Il set, come sempre, è un cantiere. Alle spalle della Gare Montparnasse si sale per una scala polverosa, tra calcinacci e cemento grezzo, fino al secondo piano. Ed è lì che inizia lo show di Comme des garçons, accompagnato da una colonna sonora in portoghese dal ritmo ipnotico e corale. I look colpiscono con la forza di sculture manga viventi, sormontate da parrucche di un biondo giallo acceso. Richiamano la figura di Mrs Pinkerton nella Butterfly di Giacomo Puccini, ma soprattutto le grandi acconciature del 700, ossessione ricorrente della founder Rei Kawakubo.
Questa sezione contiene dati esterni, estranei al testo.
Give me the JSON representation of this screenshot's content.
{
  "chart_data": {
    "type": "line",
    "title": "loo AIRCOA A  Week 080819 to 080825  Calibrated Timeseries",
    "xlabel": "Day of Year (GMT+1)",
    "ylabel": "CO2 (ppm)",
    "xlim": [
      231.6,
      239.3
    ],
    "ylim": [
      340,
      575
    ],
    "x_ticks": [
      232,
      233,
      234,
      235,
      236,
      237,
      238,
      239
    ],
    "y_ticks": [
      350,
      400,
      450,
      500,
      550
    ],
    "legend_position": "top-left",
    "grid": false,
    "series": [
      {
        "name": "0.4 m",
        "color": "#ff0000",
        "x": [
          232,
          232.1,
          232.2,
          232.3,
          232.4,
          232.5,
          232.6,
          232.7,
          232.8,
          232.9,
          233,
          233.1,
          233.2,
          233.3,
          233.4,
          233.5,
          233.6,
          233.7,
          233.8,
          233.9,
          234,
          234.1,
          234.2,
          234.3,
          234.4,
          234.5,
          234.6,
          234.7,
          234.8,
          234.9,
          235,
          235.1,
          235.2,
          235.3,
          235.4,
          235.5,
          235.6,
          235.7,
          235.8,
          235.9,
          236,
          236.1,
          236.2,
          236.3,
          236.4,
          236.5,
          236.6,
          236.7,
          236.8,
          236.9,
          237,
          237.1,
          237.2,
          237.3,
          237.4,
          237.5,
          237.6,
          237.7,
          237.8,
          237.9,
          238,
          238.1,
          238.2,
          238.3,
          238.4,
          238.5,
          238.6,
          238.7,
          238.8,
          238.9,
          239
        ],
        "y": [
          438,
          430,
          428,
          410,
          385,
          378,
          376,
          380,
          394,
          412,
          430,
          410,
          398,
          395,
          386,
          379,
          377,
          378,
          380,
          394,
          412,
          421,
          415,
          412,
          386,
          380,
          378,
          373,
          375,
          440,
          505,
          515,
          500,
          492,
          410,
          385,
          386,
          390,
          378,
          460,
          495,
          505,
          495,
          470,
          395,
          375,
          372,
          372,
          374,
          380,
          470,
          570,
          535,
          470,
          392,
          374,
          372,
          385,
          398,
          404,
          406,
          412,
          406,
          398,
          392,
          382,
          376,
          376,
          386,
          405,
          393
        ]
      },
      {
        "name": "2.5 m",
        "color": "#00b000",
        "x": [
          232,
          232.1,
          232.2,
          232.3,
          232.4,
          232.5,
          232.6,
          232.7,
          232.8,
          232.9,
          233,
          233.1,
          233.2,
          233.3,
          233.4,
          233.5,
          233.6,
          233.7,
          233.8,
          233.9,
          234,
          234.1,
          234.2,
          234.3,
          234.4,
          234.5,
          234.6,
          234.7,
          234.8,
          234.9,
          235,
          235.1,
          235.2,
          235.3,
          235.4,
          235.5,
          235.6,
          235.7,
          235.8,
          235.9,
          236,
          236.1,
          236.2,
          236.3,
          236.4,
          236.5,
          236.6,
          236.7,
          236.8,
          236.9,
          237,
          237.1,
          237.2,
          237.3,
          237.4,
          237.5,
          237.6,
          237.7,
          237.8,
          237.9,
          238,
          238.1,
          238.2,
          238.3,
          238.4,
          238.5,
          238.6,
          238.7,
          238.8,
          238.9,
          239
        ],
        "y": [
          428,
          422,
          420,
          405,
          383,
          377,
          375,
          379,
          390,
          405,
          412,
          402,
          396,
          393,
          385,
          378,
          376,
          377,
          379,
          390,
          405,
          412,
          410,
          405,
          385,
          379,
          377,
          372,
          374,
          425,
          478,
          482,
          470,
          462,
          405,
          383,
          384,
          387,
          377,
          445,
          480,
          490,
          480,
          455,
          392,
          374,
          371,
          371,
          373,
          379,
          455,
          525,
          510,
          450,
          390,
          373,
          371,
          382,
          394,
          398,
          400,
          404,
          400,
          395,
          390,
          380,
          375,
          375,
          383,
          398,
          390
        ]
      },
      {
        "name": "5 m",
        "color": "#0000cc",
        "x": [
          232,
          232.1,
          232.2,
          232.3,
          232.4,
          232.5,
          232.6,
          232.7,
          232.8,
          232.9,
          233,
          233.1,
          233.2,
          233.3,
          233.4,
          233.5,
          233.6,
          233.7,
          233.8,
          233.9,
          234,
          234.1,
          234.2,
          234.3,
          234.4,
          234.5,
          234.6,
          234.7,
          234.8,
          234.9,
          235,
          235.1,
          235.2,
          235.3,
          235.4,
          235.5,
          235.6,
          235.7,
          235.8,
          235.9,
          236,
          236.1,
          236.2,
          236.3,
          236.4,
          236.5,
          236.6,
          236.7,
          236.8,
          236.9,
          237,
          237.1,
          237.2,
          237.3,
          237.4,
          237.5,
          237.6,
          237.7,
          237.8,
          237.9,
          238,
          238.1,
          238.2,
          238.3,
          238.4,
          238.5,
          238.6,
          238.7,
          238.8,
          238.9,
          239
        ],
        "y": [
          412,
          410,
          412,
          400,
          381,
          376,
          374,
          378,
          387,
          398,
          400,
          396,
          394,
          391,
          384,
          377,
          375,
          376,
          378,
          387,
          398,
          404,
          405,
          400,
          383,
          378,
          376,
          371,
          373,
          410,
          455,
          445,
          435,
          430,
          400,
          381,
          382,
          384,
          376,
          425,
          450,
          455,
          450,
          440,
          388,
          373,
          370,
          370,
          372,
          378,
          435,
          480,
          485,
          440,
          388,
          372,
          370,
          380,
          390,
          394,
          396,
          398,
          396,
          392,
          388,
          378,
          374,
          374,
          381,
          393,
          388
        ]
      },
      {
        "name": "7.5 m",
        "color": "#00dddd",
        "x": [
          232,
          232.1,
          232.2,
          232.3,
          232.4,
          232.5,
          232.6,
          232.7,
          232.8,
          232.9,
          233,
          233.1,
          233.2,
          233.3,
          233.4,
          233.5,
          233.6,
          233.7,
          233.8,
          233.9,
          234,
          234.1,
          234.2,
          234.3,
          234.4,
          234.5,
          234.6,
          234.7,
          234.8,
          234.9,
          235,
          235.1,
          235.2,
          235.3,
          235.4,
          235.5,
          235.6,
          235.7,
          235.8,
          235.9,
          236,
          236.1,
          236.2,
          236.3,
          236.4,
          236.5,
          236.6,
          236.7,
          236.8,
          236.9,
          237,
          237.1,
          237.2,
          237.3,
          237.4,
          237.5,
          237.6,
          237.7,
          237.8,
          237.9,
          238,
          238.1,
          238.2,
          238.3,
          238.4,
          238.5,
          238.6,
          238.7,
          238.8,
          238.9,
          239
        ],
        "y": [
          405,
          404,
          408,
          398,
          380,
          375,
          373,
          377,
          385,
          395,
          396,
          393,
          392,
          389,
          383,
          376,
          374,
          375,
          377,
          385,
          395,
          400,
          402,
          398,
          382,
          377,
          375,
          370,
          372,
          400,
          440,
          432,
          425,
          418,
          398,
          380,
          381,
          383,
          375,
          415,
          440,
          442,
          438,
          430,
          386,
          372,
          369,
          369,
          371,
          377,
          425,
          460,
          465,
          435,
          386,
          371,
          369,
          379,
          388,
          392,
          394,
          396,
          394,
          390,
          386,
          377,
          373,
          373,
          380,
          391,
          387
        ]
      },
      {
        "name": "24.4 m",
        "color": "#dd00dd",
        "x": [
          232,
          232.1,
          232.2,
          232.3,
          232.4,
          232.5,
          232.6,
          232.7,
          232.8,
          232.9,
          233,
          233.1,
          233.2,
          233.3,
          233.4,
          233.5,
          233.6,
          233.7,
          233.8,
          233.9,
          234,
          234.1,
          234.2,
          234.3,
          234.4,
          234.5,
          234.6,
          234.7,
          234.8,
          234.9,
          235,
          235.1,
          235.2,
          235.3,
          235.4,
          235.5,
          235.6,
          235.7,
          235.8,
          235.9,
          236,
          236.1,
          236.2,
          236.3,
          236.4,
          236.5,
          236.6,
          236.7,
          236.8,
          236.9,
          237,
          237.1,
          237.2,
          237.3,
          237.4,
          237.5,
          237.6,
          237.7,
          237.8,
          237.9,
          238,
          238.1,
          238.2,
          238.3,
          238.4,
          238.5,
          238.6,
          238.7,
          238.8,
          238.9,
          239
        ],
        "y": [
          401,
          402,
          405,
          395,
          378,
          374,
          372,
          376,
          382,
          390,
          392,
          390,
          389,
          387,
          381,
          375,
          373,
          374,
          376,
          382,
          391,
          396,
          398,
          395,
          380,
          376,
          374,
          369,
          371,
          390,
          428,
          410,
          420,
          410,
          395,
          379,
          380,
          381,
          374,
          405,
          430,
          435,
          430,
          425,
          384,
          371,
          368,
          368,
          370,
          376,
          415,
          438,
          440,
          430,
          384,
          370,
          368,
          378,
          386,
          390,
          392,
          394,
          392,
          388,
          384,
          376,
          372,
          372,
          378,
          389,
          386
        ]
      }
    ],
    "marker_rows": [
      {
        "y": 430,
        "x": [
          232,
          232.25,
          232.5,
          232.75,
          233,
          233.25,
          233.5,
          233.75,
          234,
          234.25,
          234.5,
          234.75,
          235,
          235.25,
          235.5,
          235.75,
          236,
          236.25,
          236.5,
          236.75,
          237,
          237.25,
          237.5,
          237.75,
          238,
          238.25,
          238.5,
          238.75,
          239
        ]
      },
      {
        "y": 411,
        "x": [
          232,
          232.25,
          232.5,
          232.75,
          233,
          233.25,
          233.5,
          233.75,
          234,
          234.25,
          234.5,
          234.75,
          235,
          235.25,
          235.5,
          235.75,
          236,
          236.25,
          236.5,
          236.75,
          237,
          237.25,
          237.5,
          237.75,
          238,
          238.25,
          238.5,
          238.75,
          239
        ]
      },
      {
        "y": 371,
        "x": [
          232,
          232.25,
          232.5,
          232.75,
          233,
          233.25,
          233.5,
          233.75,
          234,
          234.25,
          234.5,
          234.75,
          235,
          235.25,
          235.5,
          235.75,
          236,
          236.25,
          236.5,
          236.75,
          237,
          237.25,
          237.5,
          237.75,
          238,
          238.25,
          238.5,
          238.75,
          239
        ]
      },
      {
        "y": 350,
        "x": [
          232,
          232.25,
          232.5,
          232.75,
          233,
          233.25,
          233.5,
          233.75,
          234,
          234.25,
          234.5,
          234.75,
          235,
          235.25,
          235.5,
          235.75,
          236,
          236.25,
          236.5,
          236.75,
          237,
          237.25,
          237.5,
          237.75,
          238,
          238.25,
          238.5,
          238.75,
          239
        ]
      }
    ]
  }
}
I volumi sono estremi, i capi assumono lo status di veri e propri pezzi da collezione. Nel finale, tre modelle escono con copricapi alti oltre un metro, che ricordano i tocchi ingigantiti dei lama tibetani. Devono piegarsi per non toccare il soffitto, creando un effetto quasi ironico, un tocco teatrale che trasforma lo show in un’installazione vivente. Confermando ancora una volta la capacità di Rei Kawakubo di trasfigurare la moda in arte. In un equilibrio riuscito tra eccesso e leggerezza, sperimentazione e riferimenti storici.

Giudizio. Un colpo d’occhio memorabile che conferma la coerenza del marchio. La teatralità dei volumi trasforma ogni capo in un’opera d’arte da ammirare. (riproduzione riservata)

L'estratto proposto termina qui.